Autofix automatically diagnoses test failures and generates code fixes after cloud runs complete. When autofix: true is enabled, Stably’s AI kicks in automatically after failures — analyzing why your tests are failing, categorizing each issue, and applying targeted repairs to your test code. You can also trigger it manually from the dashboard on any failed run. This is ideal for teams that want their scheduled test suites to stay healthy overnight without waking anyone up.

How It Works

1

Tests run on schedule

Your scheduled tests execute normally on Stably Cloud Runner.
2

Failures detected

If any tests fail, autofix kicks in automatically.
3

AI diagnoses each failure

Stably analyzes the failure context — screenshots, traces, DOM snapshots, and logs — to determine why each test failed.
4

Fixes are applied

The AI generates targeted code changes and applies them to your test files.
5

Review the results

View the diagnosis report and fixes in your dashboard.
  • If your repo is connected to GitHub/GitLab: A PR/MR is created automatically. Review and merge when ready.
  • If your repo is not connected: View the diagnosis report and code diffs in the dashboard. Apply changes to your codebase manually, or connect your repo to enable automatic PRs.
“Repo connected” here means the Bring Your Own Repo integration. This is not required for running tests or using the CLI — it’s specifically needed when you want Stably to create PRs/MRs from cloud and dashboard runs.
By default, autofix changes are submitted as a PR/MR for your team to review before merging.
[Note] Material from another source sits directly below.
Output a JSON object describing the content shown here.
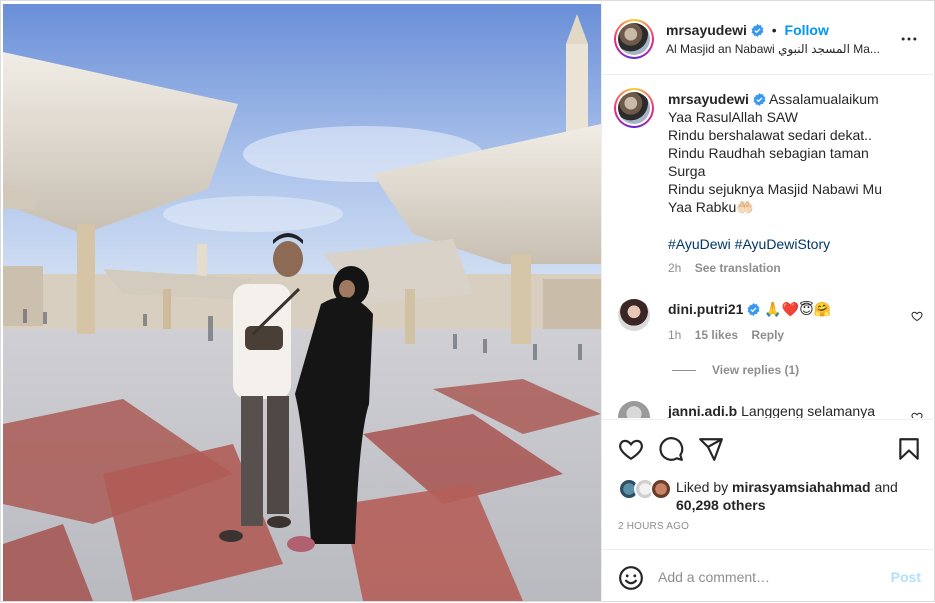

If your repo connection is configured with a different publish behavior (e.g., push directly), that setting applies to autofix as well.

Enabling Autofix

From the Dashboard

When creating or editing a scheduled test run, toggle “Auto-fix failing tests” to enable autofix for that schedule.
Auto-fix failing tests toggle in schedule settings

In stably.yaml

You can enable autofix as a project-level default that applies to all runs (scheduled, API-triggered, and UI-triggered):
stably.yaml
autofix: true
Or enable it for specific schedules only:
stably.yaml
schedules:
  nightly-regression:
    cron: "0 2 * * *"
    stablyTestArgs: "--project regression"
    autofix: true
You can also combine both — the top-level autofix sets the default, and per-schedule values override it:
stably.yaml
autofix: true  # default for all runs

schedules:
  nightly-regression:
    cron: "0 2 * * *"
    # inherits autofix: true from top level
  smoke-tests:
    cron: "0 9 * * *"
    autofix: false  # overrides: no autofix for this schedule

Via the API

When triggering a run via the API, you can pass autofix: true in the request body. If omitted, the project-level default from stably.yaml is used.
curl -X POST https://api.stably.ai/v1/projects/{projectId}/runs \
  -H "Authorization: Bearer $API_KEY" \
  -H "Content-Type: application/json" \
  -d '{"autofix": true}'

Triggering Autofix from the Dashboard (Post-Run)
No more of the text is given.